One of my most favorite movies of all time is My Fair Lady. In fact, as I type, I am watching my most favorite scene in it, the Ascot horse race. The excessive fashion of the Victorian era is extremely exaggerated for the movie. The message of it relates to me to be the attitude of many church denominations — appearance. To be more precise, traditional appearance.
There they are, precisely and similarly dressed in black and white, strutting their fashionable selves, behaving precisely according to stiff custom. The race begins.
I’ve never been to a horse race but I’ve been to hockey and football games. I’ve seen representations of horse races in movies. There appears to be a high level of excitement, shedding of inhibitions in the form of jumping up and down, cheering the horse you bet on, hugging if you won, ripping tickets and cursing if you lost money. In other words, the participants at the average horse race at least move.

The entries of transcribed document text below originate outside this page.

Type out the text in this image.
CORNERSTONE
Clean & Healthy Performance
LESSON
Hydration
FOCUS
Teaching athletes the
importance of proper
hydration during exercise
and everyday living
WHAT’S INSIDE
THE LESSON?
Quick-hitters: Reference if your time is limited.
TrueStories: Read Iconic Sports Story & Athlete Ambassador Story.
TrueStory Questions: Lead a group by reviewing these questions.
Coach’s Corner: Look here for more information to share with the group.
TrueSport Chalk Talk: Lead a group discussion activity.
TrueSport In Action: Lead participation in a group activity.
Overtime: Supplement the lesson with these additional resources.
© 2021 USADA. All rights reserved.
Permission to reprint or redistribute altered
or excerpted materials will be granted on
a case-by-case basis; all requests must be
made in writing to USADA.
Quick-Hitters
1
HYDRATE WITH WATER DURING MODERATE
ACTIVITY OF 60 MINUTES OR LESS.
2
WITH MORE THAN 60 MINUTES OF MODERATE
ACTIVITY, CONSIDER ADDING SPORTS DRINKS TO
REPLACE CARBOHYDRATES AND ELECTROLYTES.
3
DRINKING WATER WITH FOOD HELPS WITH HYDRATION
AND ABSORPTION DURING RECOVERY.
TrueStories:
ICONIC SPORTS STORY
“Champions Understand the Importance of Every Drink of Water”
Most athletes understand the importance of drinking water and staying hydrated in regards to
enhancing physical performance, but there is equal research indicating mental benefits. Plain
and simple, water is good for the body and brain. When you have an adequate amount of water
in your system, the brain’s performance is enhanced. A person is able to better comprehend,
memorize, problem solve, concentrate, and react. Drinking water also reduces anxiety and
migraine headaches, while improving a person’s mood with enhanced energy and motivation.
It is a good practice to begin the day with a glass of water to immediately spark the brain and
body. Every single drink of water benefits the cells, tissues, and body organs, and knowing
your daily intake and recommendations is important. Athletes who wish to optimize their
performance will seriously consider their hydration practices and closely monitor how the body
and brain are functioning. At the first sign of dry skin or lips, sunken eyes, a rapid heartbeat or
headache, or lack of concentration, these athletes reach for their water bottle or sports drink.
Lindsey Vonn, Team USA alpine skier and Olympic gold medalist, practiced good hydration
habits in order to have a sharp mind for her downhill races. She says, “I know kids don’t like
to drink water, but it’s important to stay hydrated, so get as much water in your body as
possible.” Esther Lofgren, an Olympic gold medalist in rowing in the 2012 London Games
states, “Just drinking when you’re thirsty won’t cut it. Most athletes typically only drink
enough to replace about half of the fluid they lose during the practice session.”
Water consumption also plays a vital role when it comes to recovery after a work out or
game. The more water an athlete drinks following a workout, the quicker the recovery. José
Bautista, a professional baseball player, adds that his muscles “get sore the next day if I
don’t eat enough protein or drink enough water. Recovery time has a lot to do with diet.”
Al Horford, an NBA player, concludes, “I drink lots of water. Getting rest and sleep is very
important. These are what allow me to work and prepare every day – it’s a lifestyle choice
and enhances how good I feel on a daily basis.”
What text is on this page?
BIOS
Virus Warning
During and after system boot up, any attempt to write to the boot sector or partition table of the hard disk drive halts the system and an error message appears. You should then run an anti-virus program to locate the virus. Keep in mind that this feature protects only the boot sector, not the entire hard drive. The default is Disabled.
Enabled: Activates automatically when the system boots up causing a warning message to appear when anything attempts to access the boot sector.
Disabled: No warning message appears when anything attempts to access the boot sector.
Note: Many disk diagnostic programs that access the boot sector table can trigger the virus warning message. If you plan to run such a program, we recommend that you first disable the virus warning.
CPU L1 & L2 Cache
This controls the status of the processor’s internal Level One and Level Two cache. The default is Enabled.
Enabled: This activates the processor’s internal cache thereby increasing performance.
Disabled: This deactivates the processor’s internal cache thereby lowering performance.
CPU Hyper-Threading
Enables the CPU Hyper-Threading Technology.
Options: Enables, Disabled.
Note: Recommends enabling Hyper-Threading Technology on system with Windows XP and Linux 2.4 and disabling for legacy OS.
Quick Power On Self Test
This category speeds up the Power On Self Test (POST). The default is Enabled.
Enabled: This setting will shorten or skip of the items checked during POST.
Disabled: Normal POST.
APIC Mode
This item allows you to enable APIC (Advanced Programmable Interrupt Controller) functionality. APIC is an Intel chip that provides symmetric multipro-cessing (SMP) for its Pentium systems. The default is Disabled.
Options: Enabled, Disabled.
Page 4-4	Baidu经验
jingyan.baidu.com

At the Ascot opening race, they pose. Yes, pose is the word I’m looking for. To do otherwise would expose emotion. Can’t have that. No raising of the arms. No clapping. No hopping. No dancing. No smiling or laughing or cheering.
But the lyrics to their prim song is as follows:
Every duke and earl and peer is here, everyone who should be here is here, what a smashing, positively dashing spectacle, the Ascot opening day. At the gate are all the horses waiting for the cue to fly away. What a gripping, absolutely ripping moment at the Ascot opening day. Pulses rushing, faces flushing. Heartbeats speed up. I have never been so keyed up! Any second now, they’ll begin to run. Hark! A bell is ringing, they are springing forward, look! It has begun!
So far the only muscles that have moved have been the lips and one arm to lift the binoculars slowly in unison. They remain locked into position as the horses rush by. The next move is to lower the binoculars, slowly in unison, and they continue —
What a frenzied moment that was. Didn’t they maintain an exhausting pace? It was a thrilling, absolutely chilling running of the Ascot opening race!
Although we know already that proper Brits are by definition, stiff, this is ridiculous.
I’m on the praise team. Along with the orchestra, I am on the platform, helping lead the congregation in prayerful or joyful praise of our Lord and King, Jesus Christ, who suffered for us. If I’m not looking at the lyrics on the back wall, I look at the congregation. I particularly enjoy seeing my husband lift holy hands in worship, the same man who, when we were young, preferred to fish on Sundays. But a disturbing number of the congregation is similiar to those in attendance at the Ascot opening day. I can’t judge their hearts — so stop before you start — I know that. I just notice that when Shout to the Lord is booming out the side doors, no one seems to be shouting. There’s a little more energy during Days of Elijah.
We’re hearing about the end days, about the prophecies of Joel, about revival in Biblical proportions — Brownsville style on steroids.
Whatever are these Brit-like mannequin worshippers going to do? Suddenly come to life or run out the back door faster than a speeding bullet? I suspect that at that point, when Joel’s prophecies are fact, that’s exactly what will happen. Others you wouldn’t expect to fire up will do exactly that.
Here in East Tennessee, you can’t shoot a BB gun without hitting a country church sign announcing yet one more revival. Pardon my cynicism but I tend to agree with the local Tennesseean in our class who suggested that when he was growing up, putting up the tent was just an opportunity for overtime for the pastor, an extra 3 to five nights when the plate is passed around again. Be sure to clap on the chorus.
What’s going to happen to the unsuspecting average clap-on-the-chorus Christian when God pours out His Spirit in such humongous doses, it’s unrecognizable? How will that average Christian respond to spontaneous dancing and shouting? Prophecying? Healings? Dropping like flies as they’re slain in the spirit?
I can hardly wait.
My advice to the country preachers who schedule an extra weekend now and then and call it a revival is “Be careful what you pray for.”